Over the past two years, as part of its plan to rebalance
its portfolio and prepare for future expansion, BE has repaid almost £50m of
debt, reducing its total balance sheet gearing to an historic low of below 50%.
The refinancing, recent sale and leasebacks plus successful
trading has enabled the Company to accrue
significant cash liquidity available for the acquisition of a further
five new London centres in addition to
the four centres acquired last year.
David Saul, Managing Director said: “Thanks to a successful
£65m refinancing, several sale and leasebacks of centres which raised £70m and
profitable trading, the Company is in its strongest financial position in its
24 year history and is able to take advantage of current market conditions to
reinvest in its existing portfolio and acquire new centres across London.”
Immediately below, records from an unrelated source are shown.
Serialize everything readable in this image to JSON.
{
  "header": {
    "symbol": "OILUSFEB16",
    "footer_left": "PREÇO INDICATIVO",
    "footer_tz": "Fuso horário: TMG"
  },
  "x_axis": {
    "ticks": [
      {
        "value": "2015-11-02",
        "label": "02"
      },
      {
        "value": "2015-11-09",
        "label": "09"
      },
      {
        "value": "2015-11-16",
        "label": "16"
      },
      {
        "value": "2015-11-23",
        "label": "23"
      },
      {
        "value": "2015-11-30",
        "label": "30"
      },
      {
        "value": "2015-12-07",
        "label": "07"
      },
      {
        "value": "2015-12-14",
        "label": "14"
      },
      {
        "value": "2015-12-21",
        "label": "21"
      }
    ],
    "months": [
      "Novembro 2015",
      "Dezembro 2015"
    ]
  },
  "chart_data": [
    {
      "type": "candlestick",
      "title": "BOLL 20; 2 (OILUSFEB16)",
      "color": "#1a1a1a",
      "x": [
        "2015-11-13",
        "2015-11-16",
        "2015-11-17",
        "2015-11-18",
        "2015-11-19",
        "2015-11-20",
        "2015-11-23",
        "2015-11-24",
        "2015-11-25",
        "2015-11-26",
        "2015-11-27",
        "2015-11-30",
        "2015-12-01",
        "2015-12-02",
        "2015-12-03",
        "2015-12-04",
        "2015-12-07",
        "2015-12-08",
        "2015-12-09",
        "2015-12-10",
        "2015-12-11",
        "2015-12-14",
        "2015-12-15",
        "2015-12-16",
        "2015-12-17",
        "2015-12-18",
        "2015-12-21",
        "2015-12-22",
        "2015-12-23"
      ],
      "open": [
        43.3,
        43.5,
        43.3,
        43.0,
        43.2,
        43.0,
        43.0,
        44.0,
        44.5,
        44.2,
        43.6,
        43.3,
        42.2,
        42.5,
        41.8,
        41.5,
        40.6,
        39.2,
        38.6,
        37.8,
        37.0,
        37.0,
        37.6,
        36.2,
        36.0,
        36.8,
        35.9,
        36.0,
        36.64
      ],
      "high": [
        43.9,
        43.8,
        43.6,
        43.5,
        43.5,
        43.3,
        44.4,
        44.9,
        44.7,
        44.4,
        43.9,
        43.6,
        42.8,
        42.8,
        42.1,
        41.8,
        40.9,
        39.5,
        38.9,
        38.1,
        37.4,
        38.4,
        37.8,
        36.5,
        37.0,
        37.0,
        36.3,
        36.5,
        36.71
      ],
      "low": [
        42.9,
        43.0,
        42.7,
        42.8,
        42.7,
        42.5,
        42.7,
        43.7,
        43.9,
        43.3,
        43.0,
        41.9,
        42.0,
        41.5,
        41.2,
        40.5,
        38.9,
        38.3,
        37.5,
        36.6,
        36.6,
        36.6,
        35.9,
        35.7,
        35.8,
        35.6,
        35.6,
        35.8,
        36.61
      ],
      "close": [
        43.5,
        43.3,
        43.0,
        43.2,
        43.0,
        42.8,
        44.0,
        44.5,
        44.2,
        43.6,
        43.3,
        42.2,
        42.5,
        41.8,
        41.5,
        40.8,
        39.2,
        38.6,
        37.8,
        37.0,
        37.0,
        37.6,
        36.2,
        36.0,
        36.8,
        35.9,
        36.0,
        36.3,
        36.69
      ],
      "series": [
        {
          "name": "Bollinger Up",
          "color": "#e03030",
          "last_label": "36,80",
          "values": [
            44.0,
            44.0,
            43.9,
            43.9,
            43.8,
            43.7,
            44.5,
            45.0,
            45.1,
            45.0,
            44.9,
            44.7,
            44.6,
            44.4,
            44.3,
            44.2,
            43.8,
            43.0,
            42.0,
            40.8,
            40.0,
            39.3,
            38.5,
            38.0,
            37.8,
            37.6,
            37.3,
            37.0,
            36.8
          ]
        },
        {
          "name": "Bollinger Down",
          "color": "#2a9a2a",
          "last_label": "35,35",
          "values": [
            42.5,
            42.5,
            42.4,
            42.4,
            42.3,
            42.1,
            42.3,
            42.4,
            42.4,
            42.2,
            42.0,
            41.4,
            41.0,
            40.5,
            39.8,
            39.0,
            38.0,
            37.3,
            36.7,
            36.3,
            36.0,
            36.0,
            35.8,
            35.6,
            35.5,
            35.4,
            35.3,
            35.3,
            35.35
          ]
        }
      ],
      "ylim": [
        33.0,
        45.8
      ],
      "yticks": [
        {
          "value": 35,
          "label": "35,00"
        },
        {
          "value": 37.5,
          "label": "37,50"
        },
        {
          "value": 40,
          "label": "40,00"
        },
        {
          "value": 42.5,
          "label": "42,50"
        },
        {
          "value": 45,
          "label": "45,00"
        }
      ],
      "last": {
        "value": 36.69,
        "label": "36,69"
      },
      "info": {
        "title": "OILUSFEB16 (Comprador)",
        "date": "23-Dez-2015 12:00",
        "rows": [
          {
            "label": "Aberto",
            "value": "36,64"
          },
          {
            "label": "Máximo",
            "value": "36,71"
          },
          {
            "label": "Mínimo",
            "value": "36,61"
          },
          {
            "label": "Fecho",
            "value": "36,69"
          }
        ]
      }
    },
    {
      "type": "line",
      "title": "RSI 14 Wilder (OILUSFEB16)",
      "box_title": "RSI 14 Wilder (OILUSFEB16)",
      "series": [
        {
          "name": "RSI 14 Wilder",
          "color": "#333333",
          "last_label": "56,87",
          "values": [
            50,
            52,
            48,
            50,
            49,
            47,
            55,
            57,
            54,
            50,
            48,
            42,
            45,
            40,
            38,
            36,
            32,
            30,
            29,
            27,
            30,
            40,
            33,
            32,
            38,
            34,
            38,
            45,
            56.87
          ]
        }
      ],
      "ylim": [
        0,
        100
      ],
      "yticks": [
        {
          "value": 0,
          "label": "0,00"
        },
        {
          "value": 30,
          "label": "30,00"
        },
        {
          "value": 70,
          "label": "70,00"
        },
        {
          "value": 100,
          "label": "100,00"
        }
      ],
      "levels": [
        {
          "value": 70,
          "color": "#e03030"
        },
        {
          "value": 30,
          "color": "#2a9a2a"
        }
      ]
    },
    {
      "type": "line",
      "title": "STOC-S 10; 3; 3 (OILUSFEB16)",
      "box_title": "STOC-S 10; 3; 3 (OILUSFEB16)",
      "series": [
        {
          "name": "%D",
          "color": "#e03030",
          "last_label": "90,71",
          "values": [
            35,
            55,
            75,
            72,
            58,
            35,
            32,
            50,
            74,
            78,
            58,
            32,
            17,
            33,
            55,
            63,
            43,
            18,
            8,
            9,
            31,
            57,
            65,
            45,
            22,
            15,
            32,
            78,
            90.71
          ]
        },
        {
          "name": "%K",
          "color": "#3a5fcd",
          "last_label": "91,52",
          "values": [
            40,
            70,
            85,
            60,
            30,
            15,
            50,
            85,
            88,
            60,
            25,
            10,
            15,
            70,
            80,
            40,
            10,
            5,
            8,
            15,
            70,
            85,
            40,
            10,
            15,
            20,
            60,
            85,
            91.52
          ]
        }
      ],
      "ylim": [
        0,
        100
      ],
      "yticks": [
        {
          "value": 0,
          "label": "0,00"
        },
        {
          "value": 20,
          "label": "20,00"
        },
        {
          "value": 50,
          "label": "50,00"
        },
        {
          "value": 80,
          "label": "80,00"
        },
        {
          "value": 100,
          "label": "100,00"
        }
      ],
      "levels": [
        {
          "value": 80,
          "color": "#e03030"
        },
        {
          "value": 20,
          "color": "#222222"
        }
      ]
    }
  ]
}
In conjunction with these future expansion plans, BE has
bought back the majority of shares held by two retired founders, Colin
Gershinson and Bernard Klug. The remaining shares are held by Mr Saul and Mr
Rusk, the original co-founders of the business, and BE’s executive directors.
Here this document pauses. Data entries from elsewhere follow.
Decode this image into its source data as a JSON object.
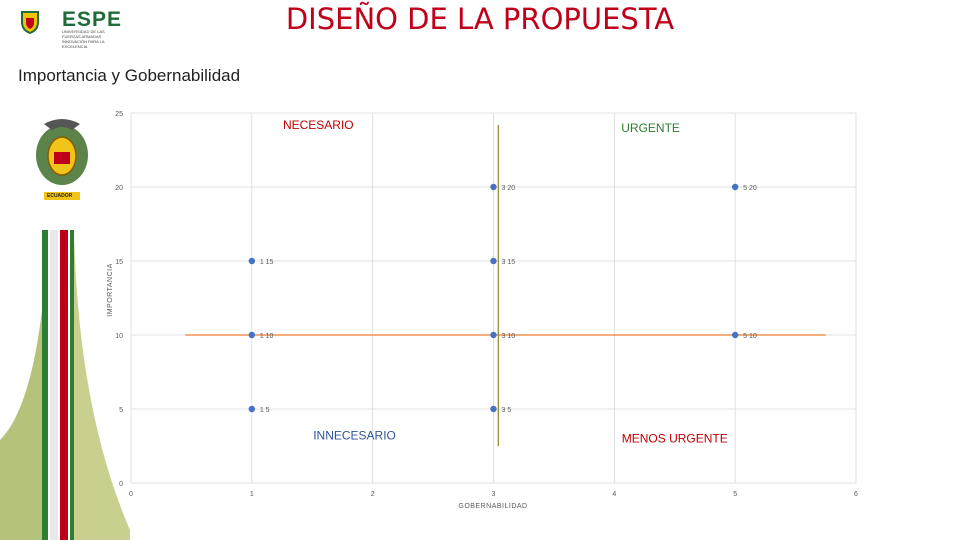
{
  "header": {
    "logo_text": "ESPE",
    "logo_subtext": "UNIVERSIDAD DE LAS FUERZAS ARMADAS INNOVACIÓN PARA LA EXCELENCIA",
    "title": "DISEÑO DE LA PROPUESTA",
    "subtitle": "Importancia y Gobernabilidad"
  },
  "emblem": {
    "banner_text": "ECUADOR",
    "icon": "ecuador-coat-of-arms-icon"
  },
  "colors": {
    "title": "#c0001a",
    "points": "#4472c4",
    "h_line": "#ed7d31",
    "v_line": "#9b8c3a",
    "necesario": "#c00000",
    "urgente": "#2e7d32",
    "innecesario": "#2f5597",
    "menos_urgente": "#c00000",
    "grid": "#d9d9d9"
  },
  "chart_data": {
    "type": "scatter",
    "xlabel": "GOBERNABILIDAD",
    "ylabel": "IMPORTANCIA",
    "xlim": [
      0,
      6
    ],
    "ylim": [
      0,
      25
    ],
    "xticks": [
      "0",
      "1",
      "2",
      "3",
      "4",
      "5",
      "6"
    ],
    "yticks": [
      "0",
      "5",
      "10",
      "15",
      "20",
      "25"
    ],
    "grid": true,
    "points": [
      {
        "x": 3,
        "y": 20,
        "label": "3 20"
      },
      {
        "x": 5,
        "y": 20,
        "label": "5 20"
      },
      {
        "x": 1,
        "y": 15,
        "label": "1 15"
      },
      {
        "x": 3,
        "y": 15,
        "label": "3 15"
      },
      {
        "x": 1,
        "y": 10,
        "label": "1 10"
      },
      {
        "x": 3,
        "y": 10,
        "label": "3 10"
      },
      {
        "x": 5,
        "y": 10,
        "label": "5 10"
      },
      {
        "x": 1,
        "y": 5,
        "label": "1 5"
      },
      {
        "x": 3,
        "y": 5,
        "label": "3 5"
      }
    ],
    "reference_lines": [
      {
        "orientation": "horizontal",
        "y": 10,
        "x_from": 0.45,
        "x_to": 5.75
      },
      {
        "orientation": "vertical",
        "x": 3.04,
        "y_from": 2.5,
        "y_to": 24.2
      }
    ],
    "quadrant_labels": [
      {
        "text": "NECESARIO",
        "x": 1.55,
        "y": 24.2,
        "color_key": "necesario"
      },
      {
        "text": "URGENTE",
        "x": 4.3,
        "y": 24.0,
        "color_key": "urgente"
      },
      {
        "text": "INNECESARIO",
        "x": 1.85,
        "y": 3.2,
        "color_key": "innecesario"
      },
      {
        "text": "MENOS URGENTE",
        "x": 4.5,
        "y": 3.0,
        "color_key": "menos_urgente"
      }
    ]
  }
}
This has resulted in a shareholder base focused on the successful medium to
long term growth and development of the business.
Mr Rusk, concluded: “The net result of our refinancing and
management buy-in is that we have dramatically strengthened BE’s financial
position and at the same time provided the Company with the means for major
Over the last three years we have taken full advantage of a
strong property investment market to re-balance our portfolio and cut debt.
Equally we have taken the opportunity to grow the business as demand for well
run and managed serviced offices has expanded as a wide range of companies,
from major corporates to start-ups, see the benefit of taking workspace on
short-term and flexible terms. We believe this demand will continue to grow as
the flexible space offer becomes an integral part of the broader offices market.”
Currently BE operates a total of 16 centres mainly in
central London but including locations such as Milton Keynes, Reading,
Basingstoke and Bristol. Over the next two years the company is aiming to add a
further five centres to its portfolio, targeting London’s West End/Mayfair and
Midtown as it seeks to diversify away from its traditional City heartland.